The investigation of the incident that occurred on ABC Airlines’ Flight 943 on July 10, 2017, revealed that the aircraft dispatcher did not take positive action to apply MEL restrictions for MEL 28-05A. During the FAA interview, the aircraft dispatcher displayed a lack of concern about the importance of applying the restriction that called for all fuel in the center tank to be shown as unusable fuel. In addition, since this incident, inspectors from this office have been emphasizing MEL restrictions to aircraft dispatchers taking the above listed training. These inspectors have observed that many of your aircraft dispatchers have a serious lack of knowledge about aircraft systems procedures and application of MEL restrictions. We have discussed these deficiencies with your staff and they have effectively revised the aircraft systems curriculum segment. Your staff, however, advises that they will not revise the training curricula for MEL restrictions. Therefore, FAA initial approval is withdrawn. Initial approval can be reobtained by revising the curriculum to require detailed instruction on MEL restriction procedures. It is contrary to Title 14 of the Code of Federal Regulations (14 CFR) part 121 to use aircraft dispatchers who have not been trained in accordance with an approved training and qualification curriculum.

Sincerely,

Principal Operations Inspector

Figure 3-212.  Sample Letter of Withdrawal of Final Approval

ABC Airlines, Inc.

Director of Operations

49 Wheat Drive

Barley, Iowa

Dear Mr. Roberts:

This letter notifies you that, effective April 7, 2018, final approval of your Boeing 737 Aircraft Dispatcher Transition curriculum, dated March 15, 2017, is withdrawn in accordance with Title 14 Code of Federal Regulations (14 CFR) part 121, § 121.405(e). This curriculum must be revised as discussed below if the Federal Aviation Administration (FAA) initial approval is to be reobtained.
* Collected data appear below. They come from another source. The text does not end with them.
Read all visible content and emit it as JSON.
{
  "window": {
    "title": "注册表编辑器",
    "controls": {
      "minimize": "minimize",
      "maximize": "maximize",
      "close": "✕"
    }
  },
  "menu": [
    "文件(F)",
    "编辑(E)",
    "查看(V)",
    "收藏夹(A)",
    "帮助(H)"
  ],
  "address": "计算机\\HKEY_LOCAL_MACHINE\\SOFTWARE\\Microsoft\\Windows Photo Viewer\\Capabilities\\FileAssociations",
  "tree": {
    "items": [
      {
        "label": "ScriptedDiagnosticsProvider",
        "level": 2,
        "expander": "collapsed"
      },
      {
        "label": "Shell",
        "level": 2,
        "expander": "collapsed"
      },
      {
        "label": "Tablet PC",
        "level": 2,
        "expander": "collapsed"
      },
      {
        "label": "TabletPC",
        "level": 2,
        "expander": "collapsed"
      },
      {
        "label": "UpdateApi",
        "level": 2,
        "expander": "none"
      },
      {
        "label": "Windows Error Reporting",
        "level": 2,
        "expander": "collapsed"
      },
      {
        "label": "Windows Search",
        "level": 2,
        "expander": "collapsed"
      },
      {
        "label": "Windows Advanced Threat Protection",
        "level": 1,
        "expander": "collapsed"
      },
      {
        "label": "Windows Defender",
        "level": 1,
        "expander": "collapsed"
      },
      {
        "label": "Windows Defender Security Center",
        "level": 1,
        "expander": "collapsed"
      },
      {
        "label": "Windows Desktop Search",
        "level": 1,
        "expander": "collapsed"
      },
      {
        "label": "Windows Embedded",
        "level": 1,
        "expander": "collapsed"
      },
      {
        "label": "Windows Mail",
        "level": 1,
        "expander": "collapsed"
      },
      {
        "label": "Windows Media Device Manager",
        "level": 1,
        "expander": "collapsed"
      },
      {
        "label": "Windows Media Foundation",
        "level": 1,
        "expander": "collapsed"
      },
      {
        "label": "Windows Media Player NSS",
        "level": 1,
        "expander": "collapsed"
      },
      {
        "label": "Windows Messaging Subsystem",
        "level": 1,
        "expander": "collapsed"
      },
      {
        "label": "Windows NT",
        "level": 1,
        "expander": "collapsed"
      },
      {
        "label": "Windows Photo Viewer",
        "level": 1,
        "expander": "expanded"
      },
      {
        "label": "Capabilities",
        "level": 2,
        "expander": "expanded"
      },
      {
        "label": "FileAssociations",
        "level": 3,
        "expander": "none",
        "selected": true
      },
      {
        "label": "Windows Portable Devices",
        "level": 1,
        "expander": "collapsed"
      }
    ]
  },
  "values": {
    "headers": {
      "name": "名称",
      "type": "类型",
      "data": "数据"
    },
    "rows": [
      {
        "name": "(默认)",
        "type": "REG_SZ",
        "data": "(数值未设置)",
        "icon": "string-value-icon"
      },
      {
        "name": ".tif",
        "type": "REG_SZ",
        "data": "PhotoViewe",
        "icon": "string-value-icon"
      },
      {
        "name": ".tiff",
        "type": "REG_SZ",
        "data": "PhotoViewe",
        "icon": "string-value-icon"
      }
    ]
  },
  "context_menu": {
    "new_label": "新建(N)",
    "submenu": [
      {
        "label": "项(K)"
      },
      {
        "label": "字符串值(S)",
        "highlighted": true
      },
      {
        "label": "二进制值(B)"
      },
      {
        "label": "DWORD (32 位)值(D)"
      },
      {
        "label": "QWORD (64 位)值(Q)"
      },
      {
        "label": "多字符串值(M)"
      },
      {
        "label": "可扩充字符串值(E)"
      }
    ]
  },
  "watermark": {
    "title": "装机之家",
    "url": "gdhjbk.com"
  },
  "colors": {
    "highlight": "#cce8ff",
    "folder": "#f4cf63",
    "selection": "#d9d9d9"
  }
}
The revised curriculum is required to have more detailed instruction on the performance and limitations of the Boeing 737. During the past 3 months, aircraft dispatchers who completed the above curriculum provided incorrect takeoff and climb performance on multiple dispatch releases. The FAA has determined, through interviews with these aircraft dispatchers, that the training being given does not provide sufficient knowledge for proper calculation of Boeing 737 takeoff and climb performance.

You may file a petition for reconsideration of this withdrawal of final approval within 30 calendar-days after receipt of this letter by writing to Mr. Belsole, Manager, Great Atlantic Certificate Management Office (CMO). Your letter should contain a complete explanation of why you believe final approval of the Boeing 737 Aircraft Dispatcher Transition curriculum should not be withdrawn. It is contrary to part 121 to use aircraft dispatchers who have not been trained and qualified in accordance with an FAA-approved training and qualification curriculum.

Sincerely,

Principal Operations Inspector

RESERVED. Paragraphs 3-1642 through 3-1650.